[The Star-Chamber, Volume 1 by W. Harrison Ainsworth]@TWC D-Link bookThe Star-Chamber, Volume 1 CHAPTER XXIV 3/4
Any plan he might have formed of aiding the prisoner's escape was thus effectually prevented, as he could not violate his duty; and it was probably with this view that the wily ambassador had obtained him the appointment.
In fact, he had unconsciously become little more than a puppet in the hands of the plotting Spaniard, who pulled the strings that moved him at pleasure, regardless of the consequences.
What De Gondomar's ulterior designs were with him had not yet become manifest. These perplexing thoughts swept through Sir Jocelyn's breast, as he stood by the marble fountain, and listened to the sound of its falling waters. While thus occupied, he perceived two persons issue from the arched entrance fronting the gate (adjoining the porter's lodge, in which the prisoner was still detained), and make their way slowly across the quadrangle, in the direction of the cloister on its eastern side, above which were apartments assigned to the Secretary of State, Sir Thomas Lake. The foremost of the two was merely a yeoman of the guard, and would not for a moment have attracted Sir Jocelyn's attention, if it had not been for a female who accompanied him, and whom he was evidently conducting to Sir Thomas Lake's rooms, as Sir Jocelyn not only saw the man point towards them, but heard him mention the Secretary of State's name. Something whispered him that this closely-hooded female,--the lower part of whose face was shrouded in a muffler, so that the eyes alone were visible,--was Aveline.

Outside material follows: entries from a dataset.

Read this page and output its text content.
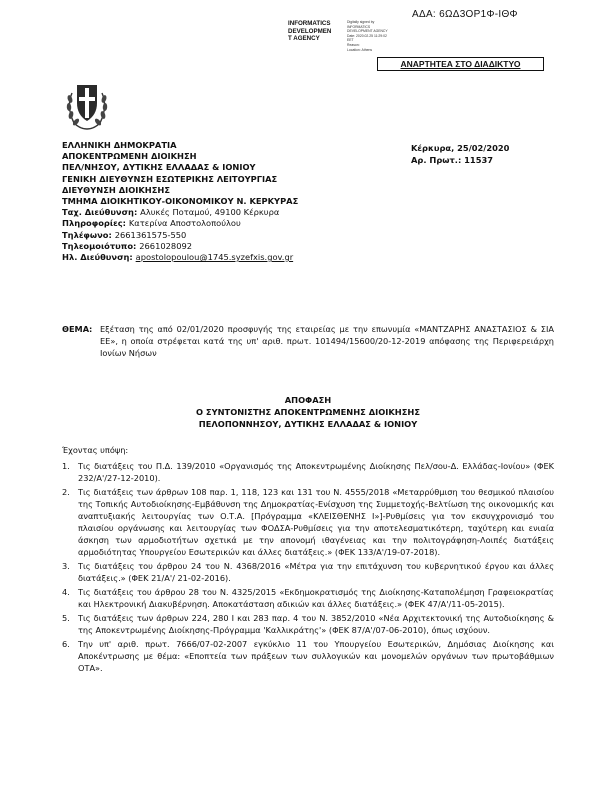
ΑΔΑ: 6ΩΔ3ΟΡ1Φ-ΙΘΦ
INFORMATICS
DEVELOPMEN
T AGENCY
Digitally signed by
INFORMATICS
DEVELOPMENT AGENCY
Date: 2020.02.25 11:29:02
EET
Reason:
Location: Athens
ΑΝΑΡΤΗΤΕΑ ΣΤΟ ΔΙΑΔΙΚΤΥΟ
ΕΛΛΗΝΙΚΗ ΔΗΜΟΚΡΑΤΙΑ
ΑΠΟΚΕΝΤΡΩΜΕΝΗ ΔΙΟΙΚΗΣΗ
ΠΕΛ/ΝΗΣΟΥ, ΔΥΤΙΚΗΣ ΕΛΛΑΔΑΣ & ΙΟΝΙΟΥ
ΓΕΝΙΚΗ ΔΙΕΥΘΥΝΣΗ ΕΣΩΤΕΡΙΚΗΣ ΛΕΙΤΟΥΡΓΙΑΣ
ΔΙΕΥΘΥΝΣΗ ΔΙΟΙΚΗΣΗΣ
ΤΜΗΜΑ ΔΙΟΙΚΗΤΙΚΟΥ-ΟΙΚΟΝΟΜΙΚΟΥ Ν. ΚΕΡΚΥΡΑΣ
Ταχ. Διεύθυνση: Αλυκές Ποταμού, 49100 Κέρκυρα
Πληροφορίες: Κατερίνα Αποστολοπούλου
Τηλέφωνο: 2661361575-550
Τηλεομοιότυπο: 2661028092
Ηλ. Διεύθυνση: apostolopoulou@1745.syzefxis.gov.gr
Κέρκυρα, 25/02/2020
Αρ. Πρωτ.: 11537
ΘΕΜΑ: Εξέταση της από 02/01/2020 προσφυγής της εταιρείας με την επωνυμία «ΜΑΝΤΖΑΡΗΣ ΑΝΑΣΤΑΣΙΟΣ & ΣΙΑ ΕΕ», η οποία στρέφεται κατά της υπ' αριθ. πρωτ. 101494/15600/20-12-2019 απόφασης της Περιφερειάρχη Ιονίων Νήσων
ΑΠΟΦΑΣΗ
Ο ΣΥΝΤΟΝΙΣΤΗΣ ΑΠΟΚΕΝΤΡΩΜΕΝΗΣ ΔΙΟΙΚΗΣΗΣ
ΠΕΛΟΠΟΝΝΗΣΟΥ, ΔΥΤΙΚΗΣ ΕΛΛΑΔΑΣ & ΙΟΝΙΟΥ
Έχοντας υπόψη:
1. Τις διατάξεις του Π.Δ. 139/2010 «Οργανισμός της Αποκεντρωμένης Διοίκησης Πελ/σου-Δ. Ελλάδας-Ιονίου» (ΦΕΚ 232/Α'/27-12-2010).
2. Τις διατάξεις των άρθρων 108 παρ. 1, 118, 123 και 131 του Ν. 4555/2018 «Μεταρρύθμιση του θεσμικού πλαισίου της Τοπικής Αυτοδιοίκησης-Εμβάθυνση της Δημοκρατίας-Ενίσχυση της Συμμετοχής-Βελτίωση της οικονομικής και αναπτυξιακής λειτουργίας των Ο.Τ.Α. [Πρόγραμμα «ΚΛΕΙΣΘΕΝΗΣ Ι»]-Ρυθμίσεις για τον εκσυγχρονισμό του πλαισίου οργάνωσης και λειτουργίας των ΦΟΔΣΑ-Ρυθμίσεις για την αποτελεσματικότερη, ταχύτερη και ενιαία άσκηση των αρμοδιοτήτων σχετικά με την απονομή ιθαγένειας και την πολιτογράφηση-Λοιπές διατάξεις αρμοδιότητας Υπουργείου Εσωτερικών και άλλες διατάξεις.» (ΦΕΚ 133/Α'/19-07-2018).
3. Τις διατάξεις του άρθρου 24 του Ν. 4368/2016 «Μέτρα για την επιτάχυνση του κυβερνητικού έργου και άλλες διατάξεις.» (ΦΕΚ 21/Α'/ 21-02-2016).
4. Τις διατάξεις του άρθρου 28 του Ν. 4325/2015 «Εκδημοκρατισμός της Διοίκησης-Καταπολέμηση Γραφειοκρατίας και Ηλεκτρονική Διακυβέρνηση. Αποκατάσταση αδικιών και άλλες διατάξεις.» (ΦΕΚ 47/Α'/11-05-2015).
5. Τις διατάξεις των άρθρων 224, 280 Ι και 283 παρ. 4 του Ν. 3852/2010 «Νέα Αρχιτεκτονική της Αυτοδιοίκησης & της Αποκεντρωμένης Διοίκησης-Πρόγραμμα 'Καλλικράτης'» (ΦΕΚ 87/Α'/07-06-2010), όπως ισχύουν.
6. Την υπ' αριθ. πρωτ. 7666/07-02-2007 εγκύκλιο 11 του Υπουργείου Εσωτερικών, Δημόσιας Διοίκησης και Αποκέντρωσης με θέμα: «Εποπτεία των πράξεων των συλλογικών και μονομελών οργάνων των πρωτοβάθμιων ΟΤΑ».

Little could be discerned of the features; but the exquisitely-proportioned figure, so simply yet so tastefully arrayed, could only be hers; and if he _could_ have doubted that it was Aveline, the suddenness with which her looks were averted as she beheld him, and the quickness with which she stepped forward, so as even to outstrip her companion--these circumstances, coupled with the violent throbbing of his own heart, convinced him he was right.
He would have flown after her, if he had dared; would have poured forth all his passionate feelings to her, had he been permitted; would have offered her his life, to deal with as she pleased; but his fears restrained him, and he remained riveted to the spot, gazing after her until she entered the great hall on the ground floor, beneath the Secretary of State's apartments.